K-State Defense vs. Iowa State Offense
For all the talk about the trigger man, the strength of ISU’s offense lies in its running back and wide receivers. David Montgomery is the best back in the Big 12. The sophomore from Cincinnati is 5’11” and 219 lbs., but probably squats 550. Trent Tanking and K-State’s safeties better be ready to hit and wrap up, because Montgomery makes a living on yards after contact.
Outside, we yet again have the joy of dealing with Allen Lazard, who is one of the three best wide receivers in the Big 12. Size is again the issue here, as Lazard goes 6’5” and 222 lbs. He has five inches on our tallest cornerback, and seven over our shortest.

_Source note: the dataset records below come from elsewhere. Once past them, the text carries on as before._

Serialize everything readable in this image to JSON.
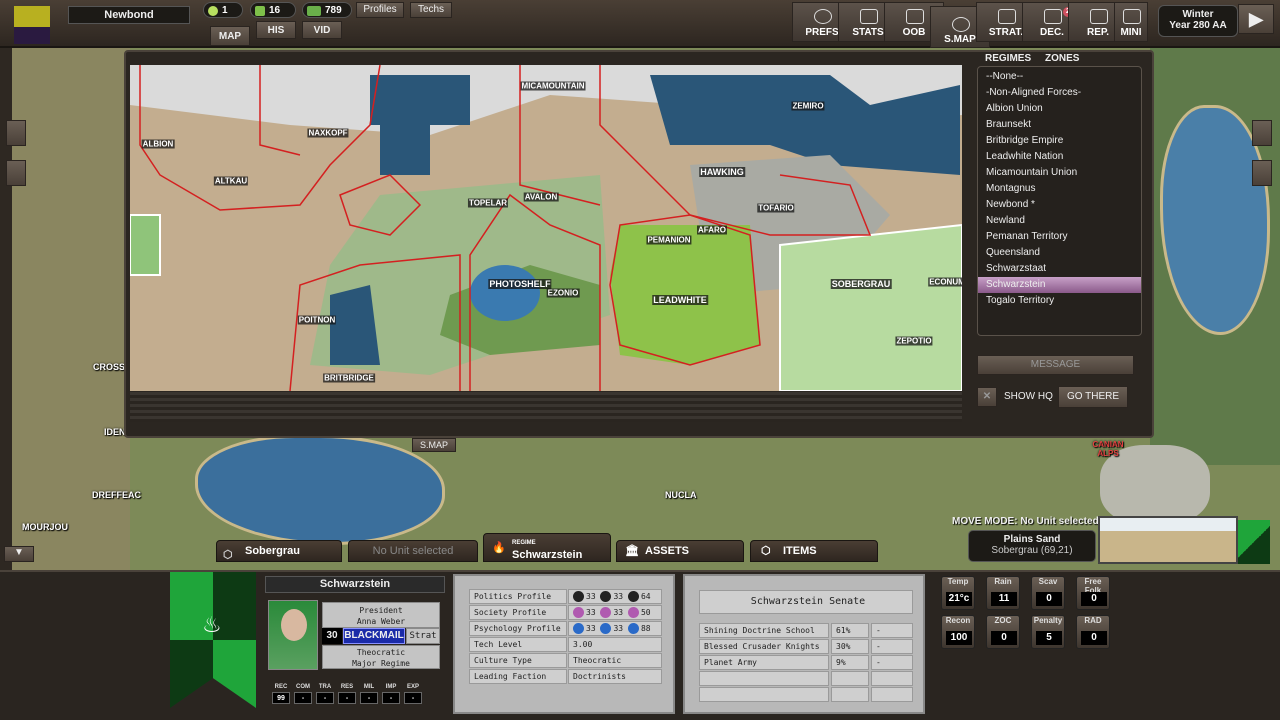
{
  "top": {
    "faction_name": "Newbond",
    "resources": [
      {
        "icon": "sun-icon",
        "value": "1"
      },
      {
        "icon": "fist-icon",
        "value": "16"
      },
      {
        "icon": "money-icon",
        "value": "789"
      }
    ],
    "profiles_label": "Profiles",
    "techs_label": "Techs",
    "view_tabs": [
      "MAP",
      "HIS",
      "VID"
    ],
    "menu": [
      {
        "label": "PREFS",
        "icon": "gear-icon"
      },
      {
        "label": "STATS",
        "icon": "chart-icon"
      },
      {
        "label": "OOB",
        "icon": "hierarchy-icon"
      },
      {
        "label": "S.MAP",
        "icon": "globe-icon"
      },
      {
        "label": "STRAT.",
        "icon": "cards-icon"
      },
      {
        "label": "DEC.",
        "icon": "envelope-icon",
        "badge": "2"
      },
      {
        "label": "REP.",
        "icon": "report-icon"
      },
      {
        "label": "MINI",
        "icon": "map-pin-icon"
      }
    ],
    "season": "Winter",
    "year": "Year 280 AA"
  },
  "strategic_map": {
    "tab_label": "S.MAP",
    "cities": [
      "MICAMOUNTAIN",
      "ZEMIRO",
      "ALBION",
      "NAXKOPF",
      "ALTKAU",
      "HAWKING",
      "TOPELAR",
      "AVALON",
      "TOFARIO",
      "AFARO",
      "PEMANION",
      "PHOTOSHELF",
      "EZONIO",
      "LEADWHITE",
      "SOBERGRAU",
      "ECONUM",
      "POITNON",
      "BRITBRIDGE",
      "ZEPOTIO"
    ],
    "list_tabs": [
      "REGIMES",
      "ZONES"
    ],
    "regimes": [
      "--None--",
      "-Non-Aligned Forces-",
      "Albion Union",
      "Braunsekt",
      "Britbridge Empire",
      "Leadwhite Nation",
      "Micamountain Union",
      "Montagnus",
      "Newbond *",
      "Newland",
      "Pemanan Territory",
      "Queensland",
      "Schwarzstaat",
      "Schwarzstein",
      "Togalo Territory"
    ],
    "selected_regime": "Schwarzstein",
    "message_label": "MESSAGE",
    "show_hq_label": "SHOW HQ",
    "show_hq_checked": true,
    "go_there_label": "GO THERE"
  },
  "world_map": {
    "towns": [
      "CROSS",
      "IDEN",
      "DREFFEAC",
      "MOURJOU",
      "NUCLA"
    ],
    "region_label": "CANIAN ALPS"
  },
  "bottom_tabs": {
    "zone": "Sobergrau",
    "unit": "No Unit selected",
    "regime_caption": "REGIME",
    "regime": "Schwarzstein",
    "assets": "ASSETS",
    "items": "ITEMS"
  },
  "hex_info": {
    "move_mode": "MOVE MODE: No Unit selected",
    "terrain": "Plains Sand",
    "location": "Sobergrau (69,21)"
  },
  "regime_panel": {
    "name": "Schwarzstein",
    "leader_title": "President",
    "leader_name": "Anna Weber",
    "skill_value": "30",
    "skill_name": "BLACKMAIL",
    "skill_type": "Strat",
    "government": "Theocratic",
    "regime_class": "Major Regime",
    "mini_stats": [
      {
        "label": "REC",
        "value": "99"
      },
      {
        "label": "COM",
        "value": "-"
      },
      {
        "label": "TRA",
        "value": "-"
      },
      {
        "label": "RES",
        "value": "-"
      },
      {
        "label": "MIL",
        "value": "-"
      },
      {
        "label": "IMP",
        "value": "-"
      },
      {
        "label": "EXP",
        "value": "-"
      }
    ],
    "banner_colors": [
      "#1fa53a",
      "#0d3a14"
    ]
  },
  "profile": {
    "rows": [
      {
        "label": "Politics Profile",
        "values": [
          {
            "icon": "star-icon",
            "v": "33",
            "color": "#222"
          },
          {
            "icon": "crown-icon",
            "v": "33",
            "color": "#222"
          },
          {
            "icon": "bank-icon",
            "v": "64",
            "color": "#222"
          }
        ]
      },
      {
        "label": "Society Profile",
        "values": [
          {
            "icon": "eye-icon",
            "v": "33",
            "color": "#b05ab0"
          },
          {
            "icon": "people-icon",
            "v": "33",
            "color": "#b05ab0"
          },
          {
            "icon": "hammer-sickle-icon",
            "v": "50",
            "color": "#b05ab0"
          }
        ]
      },
      {
        "label": "Psychology Profile",
        "values": [
          {
            "icon": "slash-icon",
            "v": "33",
            "color": "#2a6ac8"
          },
          {
            "icon": "graduate-icon",
            "v": "33",
            "color": "#2a6ac8"
          },
          {
            "icon": "shield-icon",
            "v": "88",
            "color": "#2a6ac8"
          }
        ]
      },
      {
        "label": "Tech Level",
        "text": "3.00"
      },
      {
        "label": "Culture Type",
        "text": "Theocratic"
      },
      {
        "label": "Leading Faction",
        "text": "Doctrinists"
      }
    ]
  },
  "senate": {
    "title": "Schwarzstein Senate",
    "rows": [
      {
        "name": "Shining Doctrine School",
        "share": "61%",
        "extra": "-"
      },
      {
        "name": "Blessed Crusader Knights",
        "share": "30%",
        "extra": "-"
      },
      {
        "name": "Planet Army",
        "share": "9%",
        "extra": "-"
      }
    ]
  },
  "hex_stats": [
    {
      "label": "Temp",
      "value": "21°c"
    },
    {
      "label": "Rain",
      "value": "11"
    },
    {
      "label": "Scav",
      "value": "0"
    },
    {
      "label": "Free Folk",
      "value": "0"
    },
    {
      "label": "Recon",
      "value": "100"
    },
    {
      "label": "ZOC",
      "value": "0"
    },
    {
      "label": "Penalty",
      "value": "5"
    },
    {
      "label": "RAD",
      "value": "0"
    }
  ]
}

And he’s not the only size problem outside, as Hakeem Butler is 6’6” and has 34 receptions for 563 yards.
By advanced stats, Iowa State’s offense isn’t overly impressive. They’re neither efficient nor explosive running the ball, but Montgomery will pound away for yards, and ISU’s big receivers can make contested catches to keep drives moving.
K-State’s defensive front must hold up the ISU offensive line and keep Tanking and Kirby clean to pursue Montgomery with good leverage. The Wildcats must keep ISU behind the chains and put pressure on Noland to make good throws into coverage. Those are the percentages that will win this game for the Wildcats.
In special teams, Iowa State fields an overall average unit. Kicker Chris Francis boots touchbacks on nearly two-thirds of his kickoffs, which may mitigate the possibility of a big return by DJ Reed (if healthy) or Byron Pringle.
This game sets up as another Farmageddon classic. Vegas favors K-State by 2.5, while S&P+ projects Iowa State to win by 1.7. At home, and on Senior Day, I’ll take the Cats to eke out a low-scoring win.